Friday, September 13, 2019 [Tweets] [Favorites]

The Apple U1 Chip in iPhone 11

Nick Statt:

One of the understated components of Apple’s iPhone 11 and iPhone 11 Pro is the new U1 chip. It didn’t get a prominent callout onstage at today’s announcement event, but it will underpin what Apple says are “amazing new capabilities” coming to iOS devices in the future, including a more accurate, directional version of AirDrop coming with iOS 13.

Brian Roemmele (Hacker News):

The “U” in the U1 chip relates to the Ultra-Wide Band Radio Technology (UWB) technology it uses. UWB can be used for many application and use cases. One use case that will become very large for Apple as they move to AR/MR technology and Apple Glasses is to be able to track spatial relationships of objects. One way to do this is using lasers and IR systems, and Apple is already doing this to some degree with FaceID and Animoji. The other way to do this is via the radio spectrum.

The Apple U1 Chip most assuredly uses a variant of the IEEE 802.15 WPAN from the IEEE 802.15.4z Enhanced Impulse Radio group of which Apple is an active member. IEEE 802.15.4z to put in simple terms wants to absorb, in some ways, and extend Bluetooth, NFC, WiFi and other network standards and protocols.

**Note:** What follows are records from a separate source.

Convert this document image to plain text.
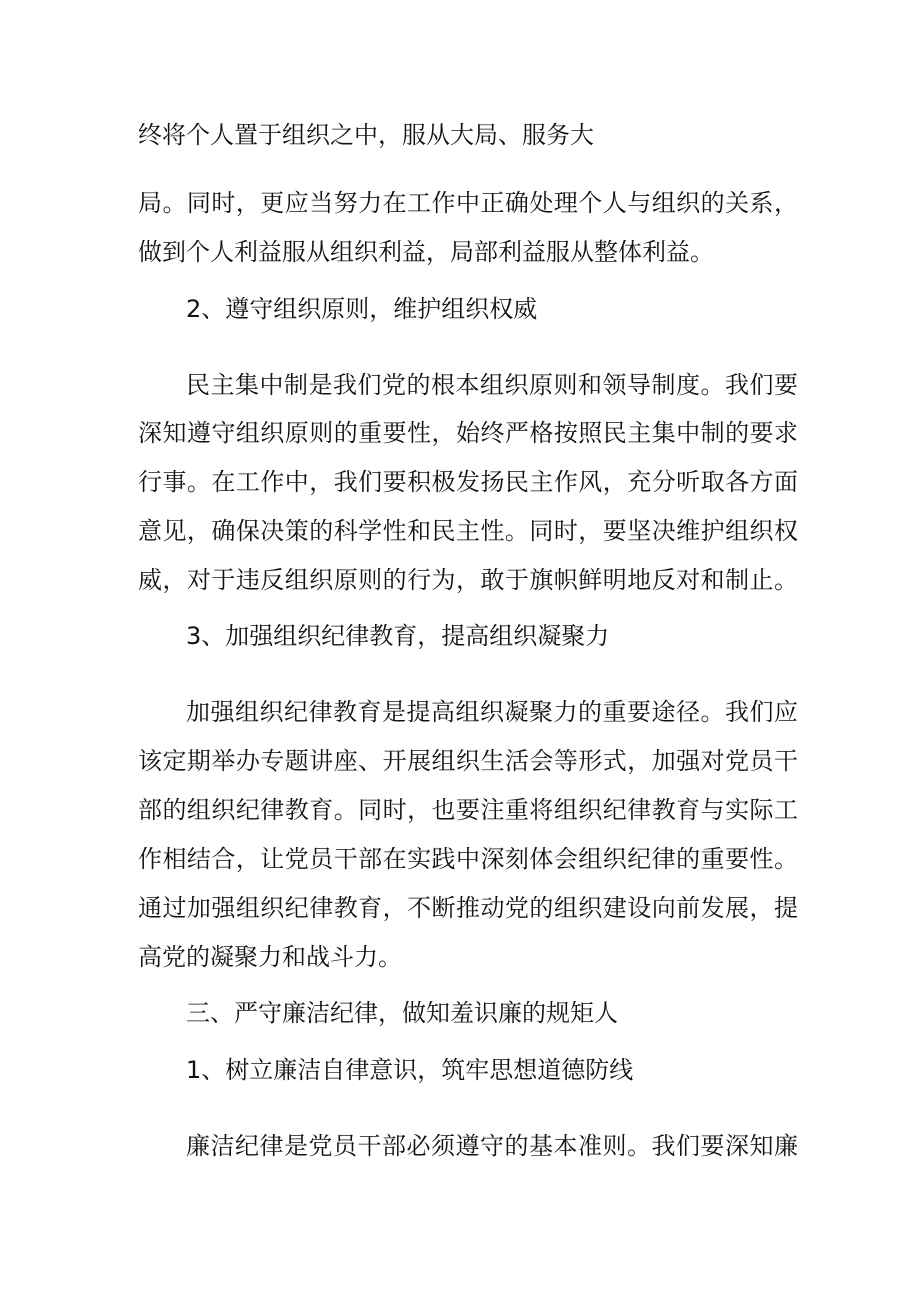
终将个人置于组织之中，服从大局、服务大
局。同时，更应当努力在工作中正确处理个人与组织的关系，
做到个人利益服从组织利益，局部利益服从整体利益。
2、遵守组织原则，维护组织权威
民主集中制是我们党的根本组织原则和领导制度。我们要
深知遵守组织原则的重要性，始终严格按照民主集中制的要求
行事。在工作中，我们要积极发扬民主作风，充分听取各方面
意见，确保决策的科学性和民主性。同时，要坚决维护组织权
威，对于违反组织原则的行为，敢于旗帜鲜明地反对和制止。
3、加强组织纪律教育，提高组织凝聚力
加强组织纪律教育是提高组织凝聚力的重要途径。我们应
该定期举办专题讲座、开展组织生活会等形式，加强对党员干
部的组织纪律教育。同时，也要注重将组织纪律教育与实际工
作相结合，让党员干部在实践中深刻体会组织纪律的重要性。
通过加强组织纪律教育，不断推动党的组织建设向前发展，提
高党的凝聚力和战斗力。
三、严守廉洁纪律，做知羞识廉的规矩人
1、树立廉洁自律意识，筑牢思想道德防线
廉洁纪律是党员干部必须遵守的基本准则。我们要深知廉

The early concept of this technology was used in an all but abandoned Apple initiative called iBeacons [2]. This technology was centered around Bluetooth and Bluetooth Low Energy (BLE). The idea was sound, however the technology was low resolution, so low that it would be hard to be with-in a few feet without triangularization of 3 or more iBeacons and even then it can drift significantly with heat and obstacle issues.

[…]

I feel rather strongly the Apple U1 Chip, over time will be seen as one of the most important aspect of the September 10th, 2019 Apple Event. We will see it as the start of the HyperLocal world of computing that ultimately will lead to less of a need for the cloud.

Previously:

Update (2019-09-17): Jason Snell:

The Apple marketing copy has it right—UWB’s technological trick is allowing devices to pinpoint one another’s locations in the real world with great precision. From raw data alone, UWB devices can detect locations within 10 centimeters (4 inches), but depending on implementation that accuracy can be lowered to as much as 5 millimeters, according to Mickael Viot, VP of marketing at UWB chipmaker Decawave.

[…]

The speed of light and a roundtrip signal allows for a precise measuring of distance, but UWB can also determine the angle of arrival of the radio signals by measuring the phase shift that comes when receiving the signal from multiple antennas. Put the distance and angle together and you’ve got incredible precision—enough for, the rumors suggest, Apple to use an augmented-reality display to mark the precise location of another device.